Restrictive covenants in an agreement between an entity and
its employee could preclude the employee from:
- Divulging business secrets and technical knowledge of the
entity to competitors.
- Or accepting employment, or engaging, in any business that
could compete with the business, present or future, of the entity.
- Or engaging in any concern which renders consultancy to others
in a similar business.
Now, the issue is: can such compensation received by a former
employee be taxed as "profits in lieu of salary" under Section 17(3) of the
Income Tax Act, 1961? Any payment made by an employer to an employee, or a former
employee, does not, automatically, qualify for taxation under Section 17(3)(ii) of the
Act. But compensation paid for the termination of employment, or for modification of the
terms and conditions of employment, come under "profits in lieu of salary."
But compensation for a restrictive covenant does not flow
from the terms of employment. It is not a remuneration, or return for service. The
compensation is not given during the period of employment, but after termination.
Moreover, it is paid for the deprivation of future earnings.
In Superintendence Co. of India vs Shri Krishan Murgui
(1981), the Supreme Court held that the "restrictive covenants," or conditions,
contained in the terms of employment could not be extended beyond the date of termination
of services. Thus, on termination of employment, the employer-entity cannot enforce the
terms restraining the erstwhile employee from divulging the secrets of the entity. The
doctrine of "restraint of trade" applies only when the contract of employment
ends.
Compensation to employees for restrictive covenants is not
paid for the loss of employment, but for preventing a person from carrying out certain
activities which are prejudicial to the business interests of the employer. Ergo, the
compensation paid for a restrictive covenant to a former employee has been held as capital
receipt by the Mumbai Tribunal in M.H. Karani vs the Assistant Commissioner of Income Tax
(ACIT).
A similar view has been taken by the Chennai Income Tax
Appellate Tribunal (ITAT) in K.S.S. Mani vs Income Tax Officer (ITO). The Chennai itat
held that the compensation received in consideration for all restrictive covenants
undertaken by the former employee for loss in profits from the business or profession in
which he, or she, could have profitably engaged himself, or herself, is nothing but a
capital receipt for the loss of a profit-earning source of income and, therefore, not
liable to be taxed.
Restrictive covenants in an agreement between an entity and a
person engaged in business could restrain the person from carrying on similar business for
a certain number of years, and competing.

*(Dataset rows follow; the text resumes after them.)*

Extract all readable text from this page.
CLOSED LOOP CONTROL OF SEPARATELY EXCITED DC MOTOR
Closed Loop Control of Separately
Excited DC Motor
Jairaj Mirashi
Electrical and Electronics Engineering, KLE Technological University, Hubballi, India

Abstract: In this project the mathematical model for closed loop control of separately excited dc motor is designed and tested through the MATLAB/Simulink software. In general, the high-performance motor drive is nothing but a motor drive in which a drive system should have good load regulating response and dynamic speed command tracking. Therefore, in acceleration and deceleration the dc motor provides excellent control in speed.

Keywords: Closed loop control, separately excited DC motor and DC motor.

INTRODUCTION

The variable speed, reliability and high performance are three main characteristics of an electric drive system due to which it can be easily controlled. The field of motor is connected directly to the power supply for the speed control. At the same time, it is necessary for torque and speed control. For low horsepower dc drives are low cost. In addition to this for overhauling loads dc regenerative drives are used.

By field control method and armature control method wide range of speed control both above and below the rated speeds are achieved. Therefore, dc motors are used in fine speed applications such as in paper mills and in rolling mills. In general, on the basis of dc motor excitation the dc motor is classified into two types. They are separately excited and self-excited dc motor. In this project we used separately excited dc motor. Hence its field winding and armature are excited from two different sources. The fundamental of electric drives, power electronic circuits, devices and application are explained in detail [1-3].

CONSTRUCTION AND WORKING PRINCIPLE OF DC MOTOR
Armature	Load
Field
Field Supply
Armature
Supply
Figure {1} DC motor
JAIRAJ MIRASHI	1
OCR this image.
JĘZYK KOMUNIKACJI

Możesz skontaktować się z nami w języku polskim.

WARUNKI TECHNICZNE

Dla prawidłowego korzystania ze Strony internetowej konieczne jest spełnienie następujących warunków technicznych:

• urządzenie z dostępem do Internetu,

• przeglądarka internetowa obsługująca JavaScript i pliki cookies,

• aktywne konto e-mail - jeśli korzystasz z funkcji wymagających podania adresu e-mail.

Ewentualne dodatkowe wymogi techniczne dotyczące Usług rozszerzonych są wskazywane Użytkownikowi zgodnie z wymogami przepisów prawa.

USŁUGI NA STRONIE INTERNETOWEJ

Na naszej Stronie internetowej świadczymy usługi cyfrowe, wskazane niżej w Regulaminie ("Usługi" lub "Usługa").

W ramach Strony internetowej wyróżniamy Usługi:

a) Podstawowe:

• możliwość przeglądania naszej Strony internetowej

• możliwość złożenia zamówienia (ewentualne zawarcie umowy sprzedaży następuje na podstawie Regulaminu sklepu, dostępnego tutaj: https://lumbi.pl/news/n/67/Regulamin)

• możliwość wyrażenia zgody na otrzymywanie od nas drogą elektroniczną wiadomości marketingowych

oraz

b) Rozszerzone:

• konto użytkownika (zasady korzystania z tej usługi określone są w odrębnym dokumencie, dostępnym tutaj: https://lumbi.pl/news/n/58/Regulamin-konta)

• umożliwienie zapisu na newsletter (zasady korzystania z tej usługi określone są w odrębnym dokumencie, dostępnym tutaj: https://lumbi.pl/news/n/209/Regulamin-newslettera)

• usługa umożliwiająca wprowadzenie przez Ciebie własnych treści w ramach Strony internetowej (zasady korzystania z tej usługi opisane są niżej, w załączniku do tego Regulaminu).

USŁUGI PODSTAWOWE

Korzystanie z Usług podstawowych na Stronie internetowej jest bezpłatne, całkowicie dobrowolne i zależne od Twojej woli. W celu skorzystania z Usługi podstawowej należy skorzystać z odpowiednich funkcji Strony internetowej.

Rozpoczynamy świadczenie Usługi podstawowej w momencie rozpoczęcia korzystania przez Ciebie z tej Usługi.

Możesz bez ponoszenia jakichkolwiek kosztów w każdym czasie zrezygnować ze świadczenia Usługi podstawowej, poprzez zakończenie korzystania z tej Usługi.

Here, the question is whether the compensation
paid is a capital receipt or a revenue receipt.
In Kettlewell Bullen & Co. vs Commissioner of Income Tax
(CIT), the Supreme Court stated that the compensation would be revenue, and not capital
receipt, even if it was received for the termination of an agency agreement, where the
agency was one of the many which the person held, and the termination of the agency did
not impair the profit-making structure, but was within the framework of the business (that
is, it was a necessary incident of the business). But if the termination of the agreement
impaired the profit-making structure of the person concerned, any compensation thus paid
will constitute capital receipt.
The decisions, therefore, establish that compensation for
giving up a right to a source of income, or for the surrender of an income-yielding asset,
is a capital receipt not taxable in the hands of the recipient.